Sedangkan Multitafsir adalah Bias, satu ayat yang dibaca oleh 10 orang, dapat menjadi 10 tafsiran.
Selama itu masih merupakan tafsiran - tafsiran, konsep-konsep yang diciptakan oleh pikiran, masih belum benar.
Masih Bisa benar bisa salah, bisa benar menurut Saya, bisa tidak benar menurut Anda-Subjektif.
Sedangkan ROH - Jiwa - Spirit; Merupakan data saat kita lahir.
Jiwa relative jernih, karena data yang tersimpan hanya data genetika berupa catatan DNA dari ayah dan ibu.
Sepanjang perjalanan hidup, catatannya tentu makin banyak, karena semua yang terjadi dan dialami menjadi catatan-catatan, goresan-goresan pada Jiwa.
Jika pikiran jernih dan akal tetap sehat, semua peristiwa, pahit-manis, suka-duka, bahagia-sengsara, tidak akan membuat Jiwa rusak tapi Jiwa justru akan kian kuat karena telah berhasil memetik pelajaran dari setiap peristiwa.
Dan semua peristiwa yang kita saksikan, rasakan dan alami, adalah kitab kejadian kita masing-masing, sehingga dari sini, kita harus jeli, petik pelajaran, dari setiap peristiwa tersebut.
GUNUNGAN
Gunungan
Gunungan, telah lebih dulu tertuang dalam konsep Trinitas, sejak Zaman Es.
Dengan pola Segitiga yang bermakna Ke-TUHANAN, berbentuk Tanda Salib, berupa; Bapa, Putra dan Roh Kudus.
Dan Trinitas, tidak membahas tentang sesuatu yang berasal dari dalam diri ALLAH; Tetapi tentang sesuatu yang berasal dari luar diri-Nya, yaitu tentang sisi ke-Ilahian-Nya.
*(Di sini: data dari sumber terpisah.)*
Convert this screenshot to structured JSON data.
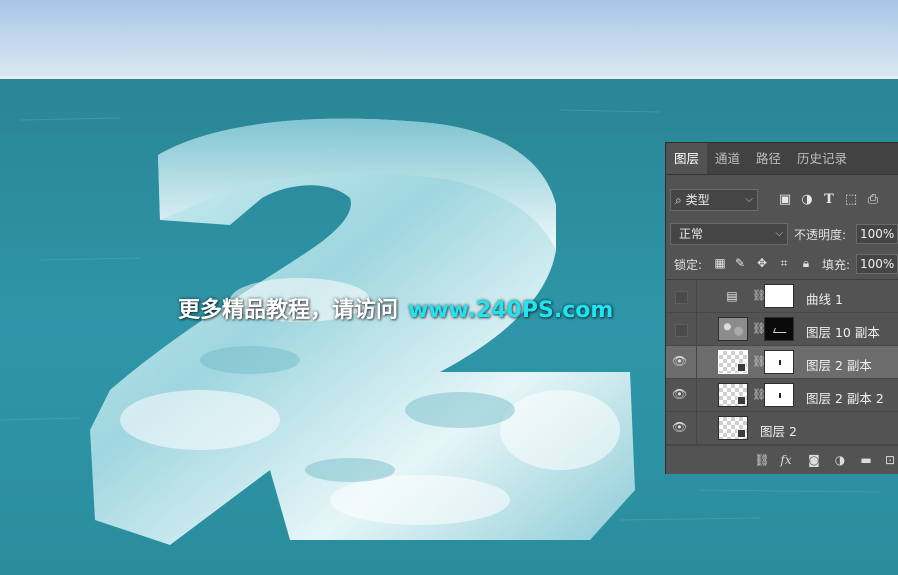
{
  "watermark": {
    "text": "更多精品教程，请访问",
    "url": "www.240PS.com"
  },
  "panel": {
    "tabs": [
      {
        "label": "图层",
        "active": true
      },
      {
        "label": "通道",
        "active": false
      },
      {
        "label": "路径",
        "active": false
      },
      {
        "label": "历史记录",
        "active": false
      }
    ],
    "filter": {
      "kind_label": "类型",
      "search_icon": "search-icon",
      "icons": [
        "image-filter-icon",
        "adjustment-filter-icon",
        "type-filter-icon",
        "shape-filter-icon",
        "smart-object-filter-icon"
      ]
    },
    "blend": {
      "mode": "正常",
      "opacity_label": "不透明度:",
      "opacity_value": "100%"
    },
    "lock": {
      "label": "锁定:",
      "fill_label": "填充:",
      "fill_value": "100%"
    },
    "layers": [
      {
        "name": "曲线 1",
        "visible": false,
        "type": "adjustment",
        "mask": "white"
      },
      {
        "name": "图层 10 副本",
        "visible": false,
        "type": "noise",
        "mask": "black"
      },
      {
        "name": "图层 2 副本",
        "visible": true,
        "type": "smart",
        "mask": "white",
        "selected": true
      },
      {
        "name": "图层 2 副本 2",
        "visible": true,
        "type": "smart",
        "mask": "white"
      },
      {
        "name": "图层 2",
        "visible": true,
        "type": "smart",
        "mask": null
      }
    ],
    "footer_fx": "fx"
  },
  "colors": {
    "sky_top": "#a9c8e8",
    "sea": "#2b8e9f",
    "watermark_url": "#22e3f2",
    "panel_bg": "#535353"
  }
}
Saat sebagai Manusia biasa; Ia merasakan sakit dan juga mengalami kematian secara fisik/raga, tetapi tidak dengan Roh.
Hingga Zaman Bumi Sambaradha Buddha Borobudur
Sebelum Wayang dimainkan
Gunungan ditancapkan di tengah-tengah layar, condong sedikit ke kanan, bermakna lakon Wayang belum dimulai, bagai Dunia yang belum terbentuk.
Layar Wayang Kulit
Dengan keberadaan Gunungan, yang dipergunakan dalam pembukaan dan penutupan cerita atau lakon Wayang, selain sebagai indikator pergantian adegan maupun sebagai visualisasi fenomena alam seperti angin, samudra, gunung, dan halilintar.
Gunungan yang berbentuk kerucut ke atas, melambangkan kehidupan Manusia.
Semakin tinggi ilmu dan semakin tua usia, Manusia harus semakin mengerucut/golong gilig, Manunggaling Jiwa, Rasa, Cipta, Karsa dan Karya dalam kehidupan.
Pola segitiga pada Gunungan, sebagai simbol dari Purwa, Madya dan Wasana, yakni siklus kehidupan dari awal hingga akhir.
Bermakna Filosofi yang menggambarkan simbol kehidupan di alam semesta, khususnya perpindahan waktu menuju babak baru.
Lambang keadaan dunia beserta isinya.
WAYANG
Wayang Kulit
Pada paruh kedua milenium pertama, sebelum Masehi.
Wayang Kulit muncul setelah ajaran Buddha Sidharta Gautama ada.
Hingga tahun 300-600 Masehi
Wayang Kulit, hadir sebagai pentas seni pertunjukan tradisional INDONESIA, di awal Peradaban Modern di NUSANTARA, yang berkembang pesat di Jawa.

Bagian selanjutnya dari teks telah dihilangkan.